Consider the function over [0,1] given by $f(x)= \begin{cases} 0 & x \in \mathbb{Q}\\ x & x \notin \mathbb{Q} \end{cases}$
In order to compute the Lebesgue integral of $f$ we need to find an increasing sequence of simple functions which are all less than or equal to and converge to $f$.

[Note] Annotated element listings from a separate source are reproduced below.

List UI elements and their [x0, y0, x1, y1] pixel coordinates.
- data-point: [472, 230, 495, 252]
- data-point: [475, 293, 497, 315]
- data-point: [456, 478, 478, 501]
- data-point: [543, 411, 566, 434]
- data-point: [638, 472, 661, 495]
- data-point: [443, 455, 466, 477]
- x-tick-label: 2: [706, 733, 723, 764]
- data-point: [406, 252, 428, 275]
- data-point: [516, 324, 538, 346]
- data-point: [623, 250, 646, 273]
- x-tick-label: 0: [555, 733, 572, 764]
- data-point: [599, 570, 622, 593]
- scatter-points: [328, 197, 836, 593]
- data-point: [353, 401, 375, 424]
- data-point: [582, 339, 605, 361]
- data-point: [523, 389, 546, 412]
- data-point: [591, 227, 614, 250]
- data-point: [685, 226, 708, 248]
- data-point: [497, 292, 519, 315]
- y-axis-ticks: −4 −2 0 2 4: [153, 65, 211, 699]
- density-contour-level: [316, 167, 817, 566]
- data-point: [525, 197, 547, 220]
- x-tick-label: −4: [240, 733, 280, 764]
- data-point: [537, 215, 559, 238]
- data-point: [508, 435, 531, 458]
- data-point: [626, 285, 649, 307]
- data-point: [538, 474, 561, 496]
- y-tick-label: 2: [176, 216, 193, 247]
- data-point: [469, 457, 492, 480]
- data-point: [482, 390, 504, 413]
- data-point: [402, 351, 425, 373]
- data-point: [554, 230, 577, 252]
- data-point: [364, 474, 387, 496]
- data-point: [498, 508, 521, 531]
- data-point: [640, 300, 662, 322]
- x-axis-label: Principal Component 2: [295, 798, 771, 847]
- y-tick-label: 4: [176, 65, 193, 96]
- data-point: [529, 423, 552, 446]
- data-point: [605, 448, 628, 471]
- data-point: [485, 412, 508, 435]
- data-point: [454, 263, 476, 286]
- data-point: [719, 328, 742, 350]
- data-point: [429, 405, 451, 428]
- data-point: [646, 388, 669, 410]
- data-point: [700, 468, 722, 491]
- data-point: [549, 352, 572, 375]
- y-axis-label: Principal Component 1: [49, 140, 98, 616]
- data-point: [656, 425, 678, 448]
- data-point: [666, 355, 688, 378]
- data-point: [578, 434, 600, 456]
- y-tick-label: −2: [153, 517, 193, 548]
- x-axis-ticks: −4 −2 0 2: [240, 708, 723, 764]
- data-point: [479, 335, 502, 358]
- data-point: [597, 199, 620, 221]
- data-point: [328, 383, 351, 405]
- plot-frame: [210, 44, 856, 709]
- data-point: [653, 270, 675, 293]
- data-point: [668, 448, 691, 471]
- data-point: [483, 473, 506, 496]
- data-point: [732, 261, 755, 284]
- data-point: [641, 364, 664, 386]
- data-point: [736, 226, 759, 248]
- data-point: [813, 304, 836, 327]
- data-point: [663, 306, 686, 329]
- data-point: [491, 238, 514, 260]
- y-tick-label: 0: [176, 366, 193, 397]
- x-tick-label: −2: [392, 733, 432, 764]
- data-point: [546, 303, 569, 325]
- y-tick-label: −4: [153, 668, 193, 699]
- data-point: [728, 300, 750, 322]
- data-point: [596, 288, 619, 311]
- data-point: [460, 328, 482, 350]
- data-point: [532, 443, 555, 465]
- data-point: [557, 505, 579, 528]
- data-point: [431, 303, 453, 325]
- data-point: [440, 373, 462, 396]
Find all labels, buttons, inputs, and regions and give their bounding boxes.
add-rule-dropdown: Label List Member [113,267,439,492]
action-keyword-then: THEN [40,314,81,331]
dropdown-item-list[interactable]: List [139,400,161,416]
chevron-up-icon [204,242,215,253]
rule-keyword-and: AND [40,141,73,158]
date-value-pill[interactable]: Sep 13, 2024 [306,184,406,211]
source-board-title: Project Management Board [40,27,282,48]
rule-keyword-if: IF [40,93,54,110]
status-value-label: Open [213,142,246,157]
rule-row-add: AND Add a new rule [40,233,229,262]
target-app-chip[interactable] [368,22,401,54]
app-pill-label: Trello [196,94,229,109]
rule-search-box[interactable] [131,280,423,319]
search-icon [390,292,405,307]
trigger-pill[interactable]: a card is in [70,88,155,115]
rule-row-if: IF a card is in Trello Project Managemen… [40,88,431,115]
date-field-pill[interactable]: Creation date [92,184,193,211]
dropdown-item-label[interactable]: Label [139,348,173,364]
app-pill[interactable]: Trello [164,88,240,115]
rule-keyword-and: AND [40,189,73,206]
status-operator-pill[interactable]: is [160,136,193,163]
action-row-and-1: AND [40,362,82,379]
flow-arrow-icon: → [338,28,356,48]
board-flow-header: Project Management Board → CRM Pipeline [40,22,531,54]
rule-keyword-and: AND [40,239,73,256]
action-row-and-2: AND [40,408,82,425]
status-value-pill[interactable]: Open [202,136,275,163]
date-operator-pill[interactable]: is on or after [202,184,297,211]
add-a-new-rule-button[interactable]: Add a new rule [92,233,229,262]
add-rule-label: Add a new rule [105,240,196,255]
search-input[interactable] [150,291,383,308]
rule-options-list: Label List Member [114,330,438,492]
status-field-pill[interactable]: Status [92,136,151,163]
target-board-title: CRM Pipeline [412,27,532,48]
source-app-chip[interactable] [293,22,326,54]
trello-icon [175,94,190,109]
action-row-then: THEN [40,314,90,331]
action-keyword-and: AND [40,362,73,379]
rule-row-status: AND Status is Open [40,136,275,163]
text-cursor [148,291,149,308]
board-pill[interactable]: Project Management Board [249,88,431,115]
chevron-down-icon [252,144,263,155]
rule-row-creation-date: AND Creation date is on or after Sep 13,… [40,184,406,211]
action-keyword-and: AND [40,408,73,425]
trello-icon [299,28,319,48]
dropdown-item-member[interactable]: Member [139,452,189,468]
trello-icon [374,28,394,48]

I was thinking if the function $f_{n}(x)= \frac{1}{n}\lfloor nx \rfloor$ , $x \notin \mathbb{Q}$, would work.
Thanks in advance!
On
Let $\{r_n\}$ be an enumeration of $\mathbb Q$ and define $$\varphi_n = \sum_{k=1}^n r_k\chi_{\{r_k\}}.$$ Then $\varphi_n\leqslant\varphi_{n+1}$ and $\lim_{n\to\infty}\varphi_n=f$, so for each $n$, \begin{align} \int\varphi_n\ \mathsf d\mu &= \int\sum_{k=1}^n r_k\chi_{\{r_k\}}\ \mathsf d\mu\\ &= \sum_{k=1}^n \int_{\{r_k\}} r_k\ \mathsf d\mu\\ &= \sum_{k=1}^n r_k\mu\left(\{r_k\}\right)\\ &= 0. \end{align} It follows that $$\int f\ \mathsf d\mu = \lim_{n\to\infty}\int \varphi_n\ \mathsf d\mu = 0. $$
Did you mean the function $f_n(x)=\frac1n \lfloor nx\rfloor$ if $x\notin \Bbb Q$ and $0$ otherwise? It's the step function with $n$ steps with all rationals set to $0$.
If so, yes, that works. Each step covers a set of the form $[\frac in,\frac{i+1}n]\backslash\Bbb Q$, which is Lebesgue measurable.